The information you receive should be about your condition, the alternatives available to you, and whether it carries risks as well as the benefits. What is important is that your consent is genuine or valid. That means:
- you must be able to give your consent
- you must be given enough information to enable you to make a decision
- you must be acting under your own free will and not under the strong influence of another person
Information about you
We collect and use your information to provide you with care and treatment. As part of your care, information about you will be shared between members of a healthcare team, some of whom you may not meet. Your information may also be used to help train staff, to check the quality of our care, to manage and plan the health service, and to help with research. Wherever possible we use anonymous data.

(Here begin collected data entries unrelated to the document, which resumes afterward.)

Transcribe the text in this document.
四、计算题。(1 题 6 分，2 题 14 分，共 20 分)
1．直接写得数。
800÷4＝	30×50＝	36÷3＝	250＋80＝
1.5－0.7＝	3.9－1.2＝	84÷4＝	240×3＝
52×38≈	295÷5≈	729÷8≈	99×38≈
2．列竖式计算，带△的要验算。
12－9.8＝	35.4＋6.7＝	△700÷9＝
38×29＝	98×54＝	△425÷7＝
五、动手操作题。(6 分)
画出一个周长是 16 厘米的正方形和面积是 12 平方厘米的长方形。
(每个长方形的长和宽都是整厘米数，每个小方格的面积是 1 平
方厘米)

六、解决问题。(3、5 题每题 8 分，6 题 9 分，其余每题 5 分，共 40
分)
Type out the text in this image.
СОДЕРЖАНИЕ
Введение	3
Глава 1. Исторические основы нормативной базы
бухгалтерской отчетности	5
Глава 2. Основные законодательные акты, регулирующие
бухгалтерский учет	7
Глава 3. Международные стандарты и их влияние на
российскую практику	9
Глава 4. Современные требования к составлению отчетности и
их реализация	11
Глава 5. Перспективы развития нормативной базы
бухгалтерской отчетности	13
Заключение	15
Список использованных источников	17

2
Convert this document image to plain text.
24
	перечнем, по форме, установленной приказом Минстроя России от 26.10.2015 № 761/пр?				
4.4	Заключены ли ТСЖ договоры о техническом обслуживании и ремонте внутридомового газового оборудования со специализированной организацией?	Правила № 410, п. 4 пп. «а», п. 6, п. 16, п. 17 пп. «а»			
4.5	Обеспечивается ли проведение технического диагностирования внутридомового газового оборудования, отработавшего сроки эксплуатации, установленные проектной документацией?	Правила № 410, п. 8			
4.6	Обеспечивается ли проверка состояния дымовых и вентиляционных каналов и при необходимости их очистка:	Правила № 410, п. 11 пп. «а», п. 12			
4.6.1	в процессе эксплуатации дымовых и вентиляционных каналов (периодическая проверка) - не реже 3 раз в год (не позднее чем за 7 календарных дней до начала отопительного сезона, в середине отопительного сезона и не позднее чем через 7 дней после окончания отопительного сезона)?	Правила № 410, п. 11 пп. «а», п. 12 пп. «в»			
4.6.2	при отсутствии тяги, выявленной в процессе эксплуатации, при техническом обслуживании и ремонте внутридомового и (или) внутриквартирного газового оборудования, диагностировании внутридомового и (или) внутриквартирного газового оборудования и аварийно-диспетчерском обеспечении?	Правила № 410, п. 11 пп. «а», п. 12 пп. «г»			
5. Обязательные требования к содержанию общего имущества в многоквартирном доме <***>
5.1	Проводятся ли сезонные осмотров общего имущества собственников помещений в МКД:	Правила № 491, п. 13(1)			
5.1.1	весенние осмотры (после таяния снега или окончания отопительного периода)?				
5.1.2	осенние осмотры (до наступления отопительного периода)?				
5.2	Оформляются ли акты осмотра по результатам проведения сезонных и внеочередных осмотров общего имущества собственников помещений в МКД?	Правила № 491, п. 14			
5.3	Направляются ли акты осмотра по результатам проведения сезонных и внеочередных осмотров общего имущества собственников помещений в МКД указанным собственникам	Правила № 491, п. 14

We may pass on relevant information to other health organisations that provide you with care. All information is treated as strictly confidential and is not given to anyone who does not need it. If you have any concerns please ask your doctor, or the person caring for you.
Under the General Data Protection Regulation and the Data Protection Act 2018 we are responsible for maintaining the confidentiality of any information we hold about you. For further information visit the following page: Confidential Information about You.
If you or your carer needs information about your health and wellbeing and about your care and treatment in a different format, such as large print, braille or audio, due to disability, impairment or sensory loss, please advise a member of staff and this can be arranged.